Interview mit Hans-Joachim Eckert: "Ich beneide die beiden neuen Vor­sit­zenden nicht"

2/2: "Grindels Erklärung überzeugt mich faktisch nicht"

LTO: Die Entscheidung zu Ihrer Absetzung wurde einstimmig getroffen. Wie beurteilen Sie die Argumentation z.B. von DFB-Chef Grindel, der sich zwar im Vorfeld gegen Ihre Absetzung ausgesprochen, aber nicht gegen diese gestimmt hat, weil er es für "unfair und nicht respektvoll" gehalten hätte, auch gegen die anderen vorgeschlagenen Personalien zu stimmen, "nur" weil er gegen eine Ablösung von Ihnen und Herrn Borbély war? 

Eckert: Rein formal-logisch könnte man der Begründung etwas abgewinnen, faktisch überzeugt sie mich aber nicht.

LTO: Wie ist Ihre Einschätzung Ihrer designierten Nachfolger, der kolumbianischen Verwaltungsrichterin María Claudia Rojas als neuer Chef-Ermittlerin und des Ex-EGMR-Präsidenten Vassilios Skouris als Chef der rechtsprechenden Kammer, deren Bestätigung durch den Kongress nur noch reine Formsache sein dürfte?

Eckert: Ich kenne die beiden nicht und kann daher nichts darüber sagen.

LTO: Lässt sich das Amt angesichts der Umstände Ihrer Absetzung überhaupt noch glaubwürdig ausfüllen?

Eckert: Vor dem Hintergrund des Medienechos, welches noch eine Weile anhalten wird, wird dies sicherlich eine schwierige Aufgabe.
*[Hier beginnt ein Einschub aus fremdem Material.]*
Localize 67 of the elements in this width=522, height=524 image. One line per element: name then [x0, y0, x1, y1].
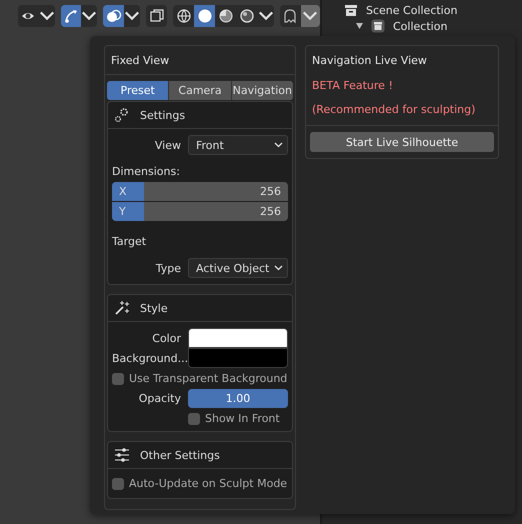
caret-icon [274, 265, 283, 271]
view-dropdown[interactable]: Front [188, 135, 288, 155]
field-label: Type [154, 262, 182, 274]
axis-label: X [119, 185, 127, 198]
collection-icon [371, 19, 385, 33]
checkbox[interactable] [112, 478, 124, 490]
wireframe-button[interactable] [173, 5, 194, 27]
dropdown-button[interactable] [124, 5, 140, 27]
number-field[interactable]: X 256 [112, 182, 288, 201]
checkbox[interactable] [188, 412, 200, 424]
panel-title: Fixed View [105, 46, 295, 75]
section-label: Target [112, 234, 148, 250]
caret-icon [274, 142, 283, 148]
tab[interactable]: Camera [169, 81, 232, 100]
ghost-button[interactable] [280, 5, 301, 27]
field-value: 256 [260, 185, 281, 198]
color-swatch[interactable] [188, 328, 288, 348]
start-button[interactable]: Start Live Silhouette [310, 132, 494, 152]
xray-icon [148, 8, 165, 24]
field-label: View [154, 138, 182, 152]
tab[interactable]: Preset [107, 81, 170, 100]
panel-header[interactable]: Settings [140, 108, 186, 122]
field-label: Color [151, 332, 182, 344]
dropdown-button[interactable] [38, 5, 55, 27]
slider-value: 1.00 [226, 392, 250, 405]
panel-header[interactable]: Other Settings [140, 448, 220, 462]
dropdown-button[interactable] [81, 5, 98, 27]
material-button[interactable] [215, 5, 236, 27]
opacity-slider[interactable]: 1.00 [188, 389, 288, 408]
dropdown-button[interactable] [300, 5, 320, 27]
xray-button[interactable] [146, 5, 168, 27]
solid-icon [196, 8, 213, 24]
panel-title: Navigation Live View [311, 53, 428, 69]
gizmo-button[interactable] [60, 5, 82, 27]
field-value: 256 [260, 205, 281, 218]
overlay-button[interactable] [103, 5, 124, 27]
sliders-icon [114, 447, 130, 463]
type-dropdown[interactable]: Active Object [188, 258, 288, 278]
gears-icon [114, 107, 130, 123]
panel-header[interactable]: Style [140, 302, 168, 314]
gizmo-icon [62, 8, 79, 24]
axis-label: Y [119, 205, 126, 218]
field-label: Background... [112, 352, 188, 364]
box-icon [344, 3, 358, 17]
wireframe-icon [176, 8, 192, 24]
overlay-icon [106, 8, 122, 24]
field-label: Opacity [138, 392, 182, 405]
outliner-item[interactable]: Collection [393, 20, 448, 32]
dropdown-button[interactable] [258, 5, 274, 27]
tab[interactable]: Navigation [232, 81, 293, 100]
warning-text: (Recommended for sculpting) [311, 102, 476, 118]
checkbox-label: Auto-Update on Sculpt Mode [129, 477, 288, 490]
checkbox-label: Show In Front [205, 412, 280, 425]
checkbox[interactable] [112, 372, 124, 384]
warning-text: BETA Feature ! [311, 78, 394, 94]
number-field[interactable]: Y 256 [112, 202, 288, 221]
eye-button[interactable] [18, 5, 39, 27]
ghost-icon [282, 8, 298, 24]
outliner-item[interactable]: Scene Collection [366, 4, 458, 16]
rendered-icon [238, 8, 255, 24]
solid-button[interactable] [194, 5, 216, 27]
expand-arrow-icon[interactable] [356, 23, 363, 29]
material-icon [218, 8, 234, 24]
checkbox-label: Use Transparent Background [129, 372, 288, 385]
magic-wand-icon [114, 300, 130, 316]
color-swatch[interactable] [188, 348, 288, 368]
section-label: Dimensions: [112, 164, 181, 178]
Ich beneide die beiden neugewählten Vorsitzenden nicht um ihre Situation.

"Der Reformprozess wird erheblich leiden"

LTO: Halten Sie es für eine gute Idee, den Posten – erneut – mit Juristen zu besetzen?

Eckert: Juristen sind für (fast) alles geeignet. Im Ernst: Die Tätigkeit ist hochjuristisch, von daher ist das nur folgerichtig.

LTO: In welchen Aspekten Ihrer Arbeit bei der FIFA hat Ihnen Ihr juristischer Hintergrund geholfen? Hat er ihnen auch geschadet?

Eckert: Ich habe 30 Jahre lang als Staatsanwalt und Richter im Bereich der Wirtschaftskriminalität gearbeitet. Dazu gehören  u.a. Korruption, die Geldwäsche und die Organisierte Kriminalität. Diese Erfahrung hat mir sicherlich bei der Arbeit in der Ethikkommission bei der FIFA geholfen.

LTO: Welche Auswirkungen wird der Wechsel auf den Reformprozess haben? Rein praktisch betrachtet: Wie viele Fälle sind offen, wie viele in Bearbeitung, in wie viele müssen Ihre Nachfolger sich neu einarbeiten? Kann es zum Beispiel Verjährungsfälle geben, die durch den Wechsel gar nicht mehr bearbeitet werden?

Eckert: Der Reformprozess wird sicherlich erheblich unter dieser Entscheidung leiden. Eine gelungene Reform ist es ja erst dann, wenn man wieder Vertrauen zurückgewonnen hat. Und in dieser Hinsicht war Bahrain sicherlich ein herber Rückschlag. Wie viele Fälle offen sind, kann ich Ihnen nicht sagen, da wir bislang eine strikte Trennung zwischen Untersuchungs- und rechtsprechender Kammer eingehalten haben. Laut Cornel Borbély sind es aber über 100.

Hans-Joachim Eckert war zwölf Jahre als Staatsanwalt (später Oberstaatsanwalt) und 25 Jahre als Richter (später Vorsitzender Richter) in Bayern tätig. Seit dem 17. Juli 2012 war er Vorsitzender der rechtsprechenden Kammer der FIFA-Ethikkommission.